A Ordem dos Médicos congratulou o reforço da verba para a Saúde previsto no próximo Orçamento do Estado (OE 2019), contudo lamentou que o Governo tenha decidido adiar a redução das listas de utentes dos médicos de família (MF).

Miguel Guimarães recordou que a redução gradual das listas de doentes por MF tem sido uma promessa constante do executivo, considerando “irritante ver esta questão protelada” pelo OE 2019.

De acordo com a proposta orçamental, a redução da lista de utentes atribuída a cada MF só será realizada quando for alcançada a cobertura de 99% de utentes com médico de atribuído.

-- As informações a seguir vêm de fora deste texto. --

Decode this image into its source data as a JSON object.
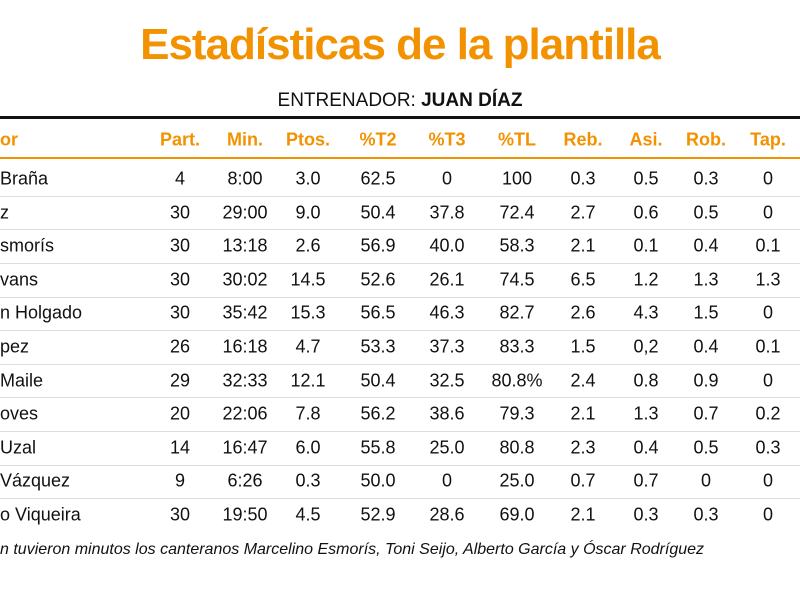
{
  "title": "Estadísticas de la plantilla",
  "subtitle": {
    "label": "ENTRENADOR:",
    "name": "JUAN DÍAZ"
  },
  "table": {
    "header": [
      "or",
      "Part.",
      "Min.",
      "Ptos.",
      "%T2",
      "%T3",
      "%TL",
      "Reb.",
      "Asi.",
      "Rob.",
      "Tap."
    ],
    "rows": [
      [
        "Braña",
        "4",
        "8:00",
        "3.0",
        "62.5",
        "0",
        "100",
        "0.3",
        "0.5",
        "0.3",
        "0"
      ],
      [
        "z",
        "30",
        "29:00",
        "9.0",
        "50.4",
        "37.8",
        "72.4",
        "2.7",
        "0.6",
        "0.5",
        "0"
      ],
      [
        "smorís",
        "30",
        "13:18",
        "2.6",
        "56.9",
        "40.0",
        "58.3",
        "2.1",
        "0.1",
        "0.4",
        "0.1"
      ],
      [
        "vans",
        "30",
        "30:02",
        "14.5",
        "52.6",
        "26.1",
        "74.5",
        "6.5",
        "1.2",
        "1.3",
        "1.3"
      ],
      [
        "n Holgado",
        "30",
        "35:42",
        "15.3",
        "56.5",
        "46.3",
        "82.7",
        "2.6",
        "4.3",
        "1.5",
        "0"
      ],
      [
        "pez",
        "26",
        "16:18",
        "4.7",
        "53.3",
        "37.3",
        "83.3",
        "1.5",
        "0,2",
        "0.4",
        "0.1"
      ],
      [
        "Maile",
        "29",
        "32:33",
        "12.1",
        "50.4",
        "32.5",
        "80.8%",
        "2.4",
        "0.8",
        "0.9",
        "0"
      ],
      [
        "oves",
        "20",
        "22:06",
        "7.8",
        "56.2",
        "38.6",
        "79.3",
        "2.1",
        "1.3",
        "0.7",
        "0.2"
      ],
      [
        "Uzal",
        "14",
        "16:47",
        "6.0",
        "55.8",
        "25.0",
        "80.8",
        "2.3",
        "0.4",
        "0.5",
        "0.3"
      ],
      [
        "Vázquez",
        "9",
        "6:26",
        "0.3",
        "50.0",
        "0",
        "25.0",
        "0.7",
        "0.7",
        "0",
        "0"
      ],
      [
        "o Viqueira",
        "30",
        "19:50",
        "4.5",
        "52.9",
        "28.6",
        "69.0",
        "2.1",
        "0.3",
        "0.3",
        "0"
      ]
    ]
  },
  "footnote": "n tuvieron minutos los canteranos Marcelino Esmorís, Toni Seijo, Alberto García y Óscar Rodríguez"
}
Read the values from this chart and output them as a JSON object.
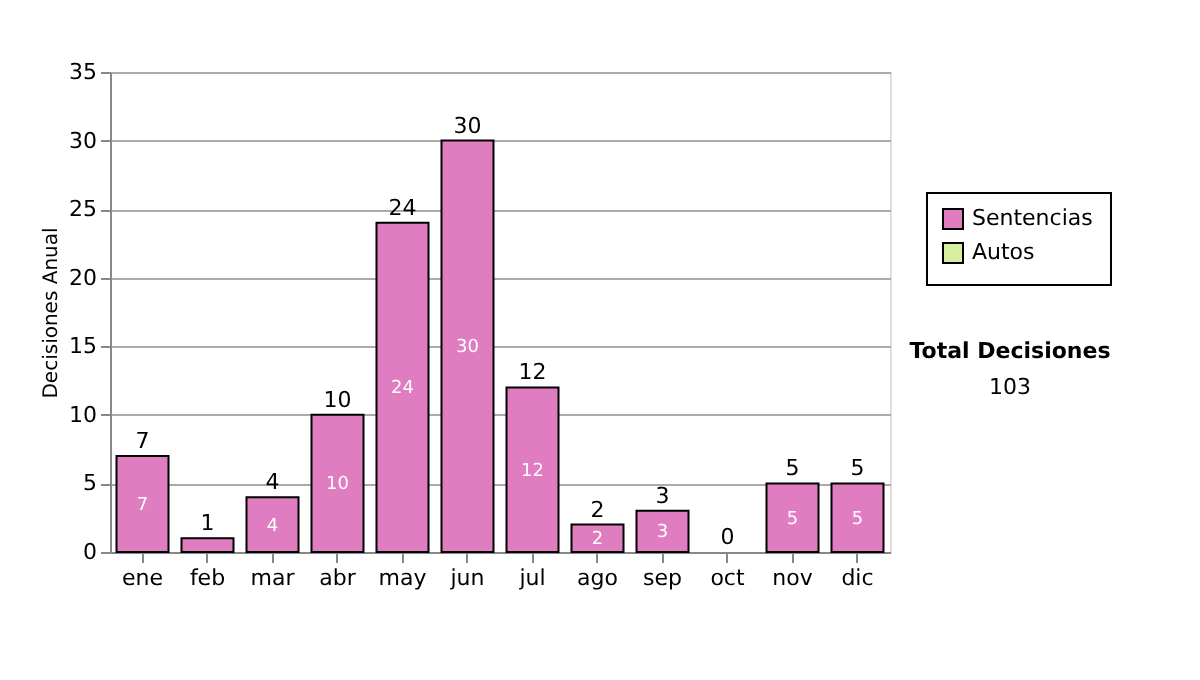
{
  "chart_data": {
    "type": "bar",
    "stacked": true,
    "ylabel": "Decisiones Anual",
    "categories": [
      "ene",
      "feb",
      "mar",
      "abr",
      "may",
      "jun",
      "jul",
      "ago",
      "sep",
      "oct",
      "nov",
      "dic"
    ],
    "series": [
      {
        "name": "Sentencias",
        "color": "#e07cc0",
        "values": [
          7,
          1,
          4,
          10,
          24,
          30,
          12,
          2,
          3,
          0,
          5,
          5
        ],
        "value_labels": [
          "7",
          null,
          "4",
          "10",
          "24",
          "30",
          "12",
          "2",
          "3",
          null,
          "5",
          "5"
        ]
      },
      {
        "name": "Autos",
        "color": "#d6eea0",
        "values": [
          0,
          0,
          0,
          0,
          0,
          0,
          0,
          0,
          0,
          0,
          0,
          0
        ]
      }
    ],
    "totals": [
      "7",
      "1",
      "4",
      "10",
      "24",
      "30",
      "12",
      "2",
      "3",
      "0",
      "5",
      "5"
    ],
    "ylim": [
      0,
      35
    ],
    "yticks": [
      0,
      5,
      10,
      15,
      20,
      25,
      30,
      35
    ],
    "grid": "y",
    "legend": "right",
    "annotations": [
      "Total Decisiones",
      "103"
    ]
  }
}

“É com muito desagrado que vejo esta medida no orçamento. Os médicos de família estão sobrecarregados”, frisou Miguel Guimarães, indicando que os dados oficiais dão conta de que há cerca de 800 mil portugueses sem MF.

O bastonário estima que nos próximos cinco anos não haja MF para todos os portugueses, lembrando que nos próximos três anos 1.100 médicos vão reformar-se.

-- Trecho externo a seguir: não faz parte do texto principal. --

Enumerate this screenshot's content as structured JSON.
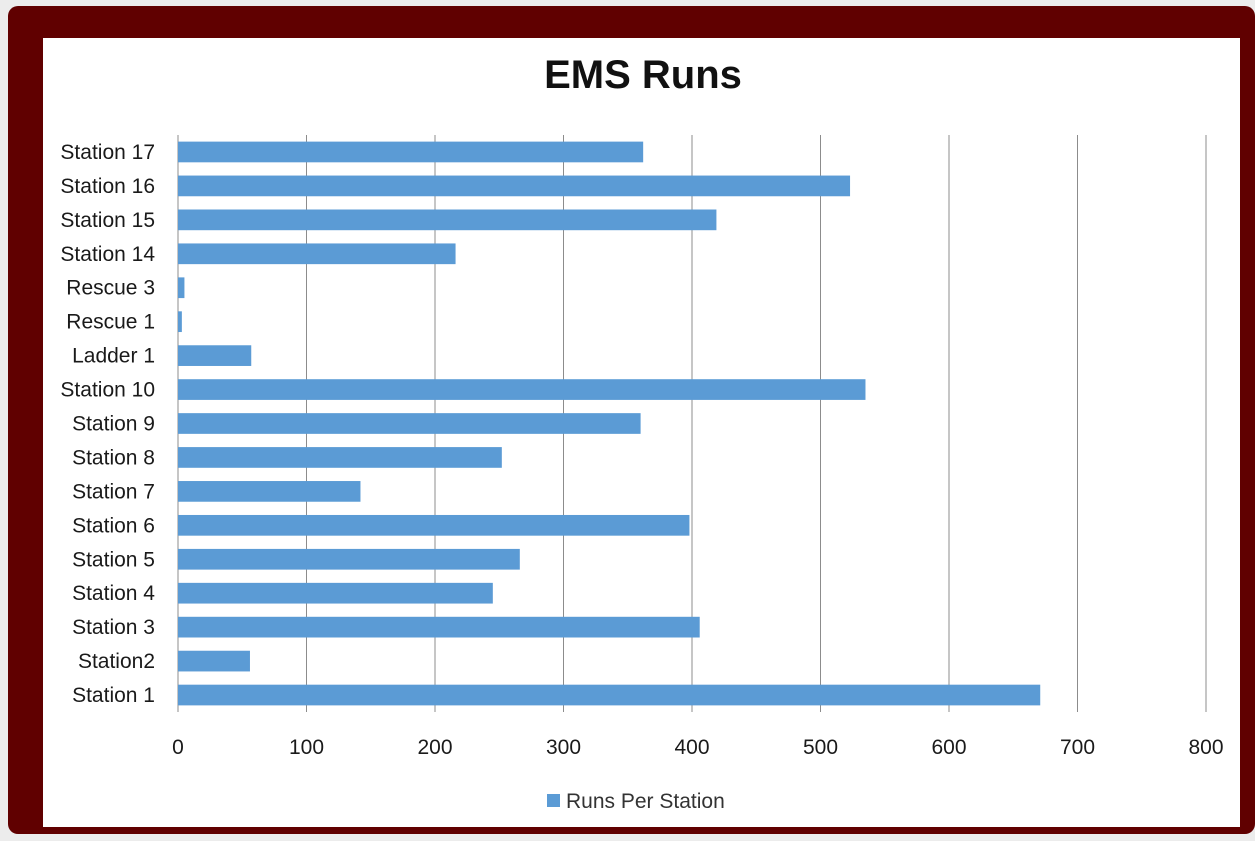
{
  "colors": {
    "frame": "#600000",
    "panel": "#ffffff",
    "bar": "#5b9bd5",
    "gridline": "#8c8c8c"
  },
  "chart_data": {
    "type": "bar",
    "orientation": "horizontal",
    "title": "EMS Runs",
    "xlabel": "",
    "ylabel": "",
    "xlim": [
      0,
      800
    ],
    "xticks": [
      "0",
      "100",
      "200",
      "300",
      "400",
      "500",
      "600",
      "700",
      "800"
    ],
    "grid": true,
    "legend_position": "bottom",
    "categories": [
      "Station 17",
      "Station 16",
      "Station 15",
      "Station 14",
      "Rescue 3",
      "Rescue 1",
      "Ladder 1",
      "Station 10",
      "Station 9",
      "Station 8",
      "Station 7",
      "Station 6",
      "Station 5",
      "Station 4",
      "Station 3",
      "Station2",
      "Station 1"
    ],
    "series": [
      {
        "name": "Runs Per Station",
        "values": [
          362,
          523,
          419,
          216,
          5,
          3,
          57,
          535,
          360,
          252,
          142,
          398,
          266,
          245,
          406,
          56,
          671
        ]
      }
    ]
  }
}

De acordo com o OE 2019, a cobertura de portugueses com médico de família vai passar de 86,7% em 2015 para um valor estimado de 96% no final do ano, com os médicos de família a chegarem a 9,4 milhões de utentes. No entanto, Miguel Guimarães não percebe como é que o Governo chega a esta estimativa.

Já relativamente ao reforço orçamental para a Saúde, o bastonário fez questão de saudar o crescimento da verba [523 milhões de euros], embora considere fundamental perceber de que forma será feita a sua distribuição.

O responsável dos médicos elogiou também o investimento em cinco novas unidades hospitalares, contudo criticou o facto de quase todo o investimento estar destinado ao sul do país.

Miguel Guimarães mostrou-se, ainda, reticente em relação à medida que diz respeito à redefinição dos tempos máximos de resposta garantidos. “Defendemos uma diminuição dos tempos máximos de resposta se for adequado, sempre tendo em conta critérios clínicos e não exclusivamente políticos”, frisou.

Na proposta orçamental para o próximo ano, o Governo estima um crescimento do Produto Interno Bruto (PIB) de 2,2% no próximo ano, uma taxa de desemprego de 6,3% e uma redução da dívida pública para 118,5% do PIB. O executivo mantém a estimativa de défice orçamental de 0,2% do PIB no próximo ano e de 0,7% do PIB este ano.”

A proposta de lei do OE 2019, aprovada pelo Governo no passado sábado, foi entregue na noite de segunda-feira no parlamento, onde será discutida e votada na generalidade a 29 e 30 de outubro. A votação final global está agendada para o dia 29 novembro.